Finlayson Graham D, Zhu Yuteng
IEEE Trans Image Process. 2021;30:853-867. doi: 10.1109/TIP.2020.3038523. Epub 2020 Dec 4.
When we place a colored filter in front of a camera the effective camera response functions are equal to the given camera spectral sensitivities multiplied by the filter spectral transmittance. In this article, we solve for the filter which returns the modified sensitivities as close to being a linear transformation from the color matching functions of the human visual system as possible. When this linearity condition - sometimes called the Luther condition- is approximately met, the 'camera+filter' system can be used for accurate color measurement. Then, we reformulate our filter design optimisation for making the sensor responses as close to the CIEXYZ tristimulus values as possible given the knowledge of real measured surfaces and illuminants spectra data. This data-driven method in turn is extended to incorporate constraints on the filter (smoothness and bounded transmission). Also, because how the optimisation is initialised is shown to impact on the performance of the solved-for filters, a multi-initialisation optimisation is developed. Experiments demonstrate that, by taking pictures through our optimised color filters, we can make cameras significantly more colorimetric.

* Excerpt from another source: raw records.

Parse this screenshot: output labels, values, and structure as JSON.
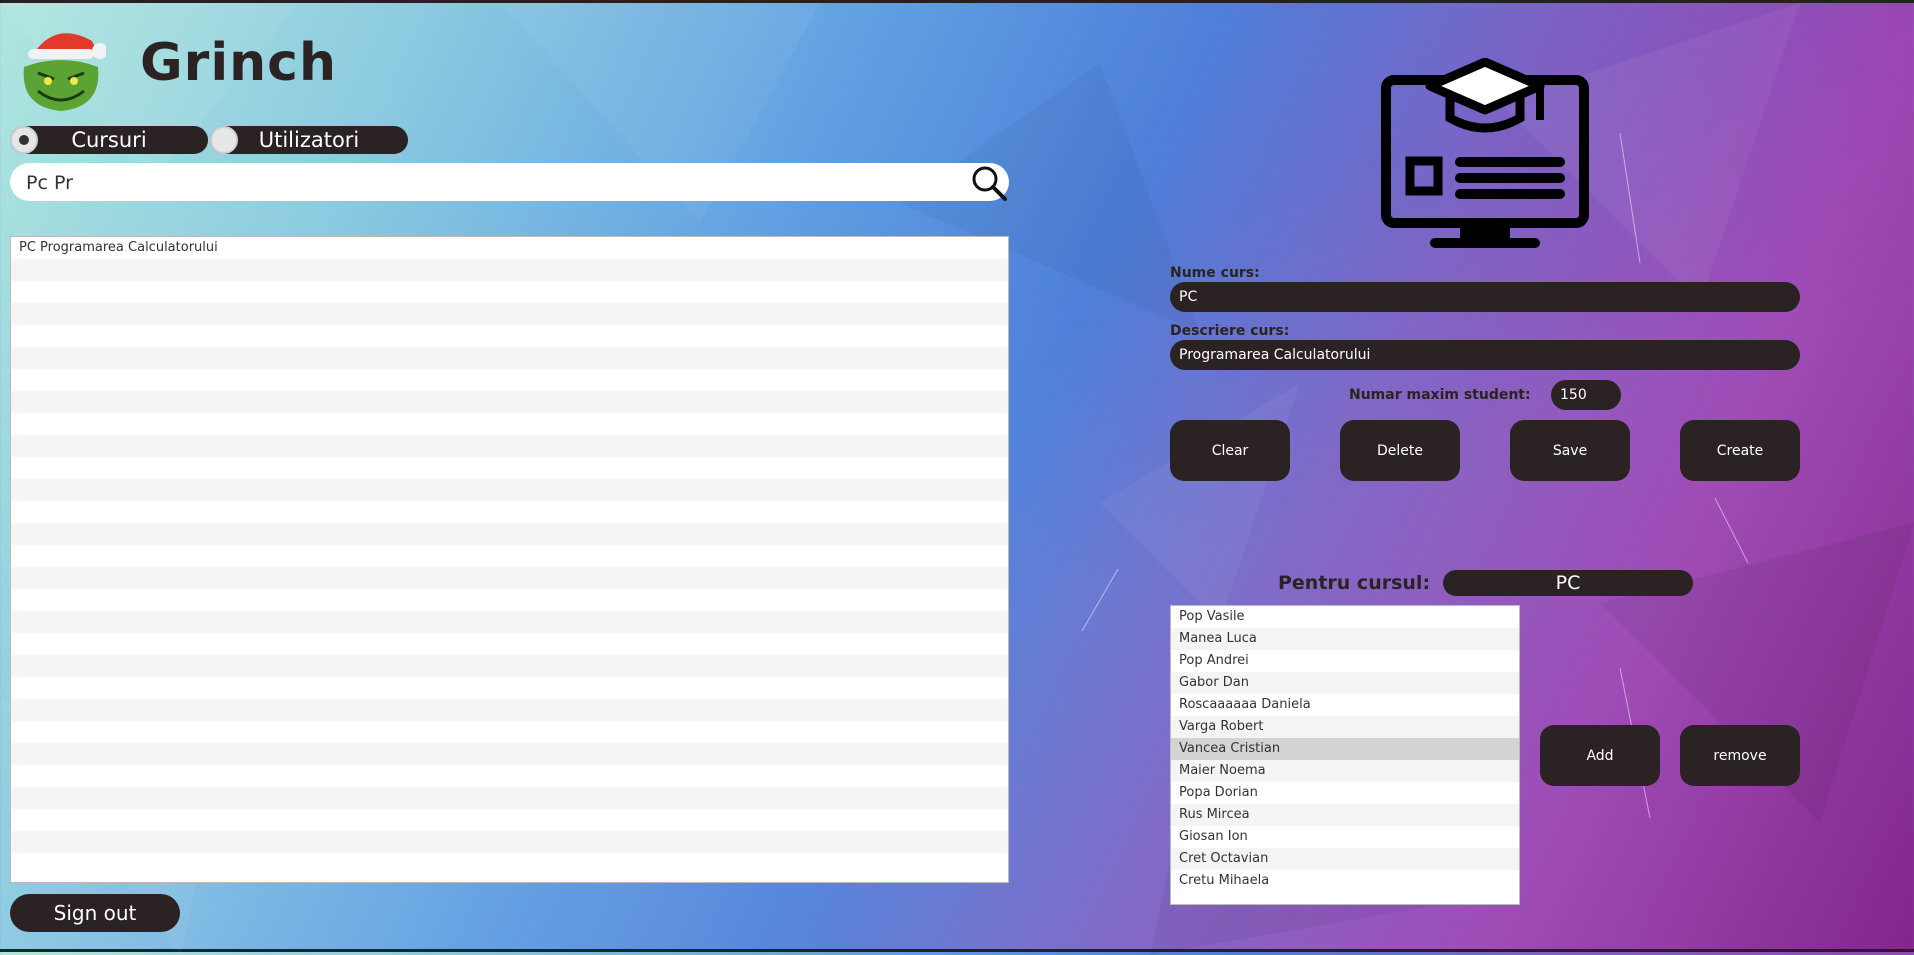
{
  "app": {
    "title": "Grinch"
  },
  "tabs": [
    {
      "label": "Cursuri",
      "selected": true
    },
    {
      "label": "Utilizatori",
      "selected": false
    }
  ],
  "search": {
    "value": "Pc Pr"
  },
  "courses": [
    "PC Programarea Calculatorului"
  ],
  "signout_label": "Sign out",
  "form": {
    "name_label": "Nume curs:",
    "name_value": "PC",
    "desc_label": "Descriere curs:",
    "desc_value": "Programarea Calculatorului",
    "max_label": "Numar maxim student:",
    "max_value": "150"
  },
  "buttons": {
    "clear": "Clear",
    "delete": "Delete",
    "save": "Save",
    "create": "Create"
  },
  "for_course": {
    "label": "Pentru cursul:",
    "value": "PC"
  },
  "students": [
    "Pop Vasile",
    "Manea Luca",
    "Pop Andrei",
    "Gabor Dan",
    "Roscaaaaaa Daniela",
    "Varga Robert",
    "Vancea Cristian",
    "Maier Noema",
    "Popa Dorian",
    "Rus Mircea",
    "Giosan Ion",
    "Cret Octavian",
    "Cretu Mihaela"
  ],
  "selected_student": "Vancea Cristian",
  "student_buttons": {
    "add": "Add",
    "remove": "remove"
  },
  "colors": {
    "dark": "#2b2323",
    "selection": "#d3d3d3"
  },
  "icons": {
    "search": "search-icon",
    "course": "course-monitor-icon",
    "logo": "grinch-logo"
  }
}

当我们在相机前放置一个彩色滤光片时,有效的相机响应函数等于给定的相机光谱灵敏度乘以滤光片光谱透过率。在本文中,我们求解的滤光片要使修改后的灵敏度尽可能接近人类视觉系统颜色匹配函数的线性变换。当这个线性条件(有时称为路德条件)近似满足时,“相机 + 滤光片”系统可用于精确的颜色测量。然后,在已知实际测量表面和光源光谱数据的情况下,我们重新制定滤光片设计优化方案,以使传感器响应尽可能接近CIEXYZ三刺激值。这种数据驱动的方法进而扩展到纳入对滤光片的约束(平滑度和有限透射率)。此外,由于优化的初始化方式会影响求解出的滤光片的性能,因此开发了一种多初始化优化方法。实验表明,通过使用我们优化的彩色滤光片拍照,可以使相机在比色方面有显著提升。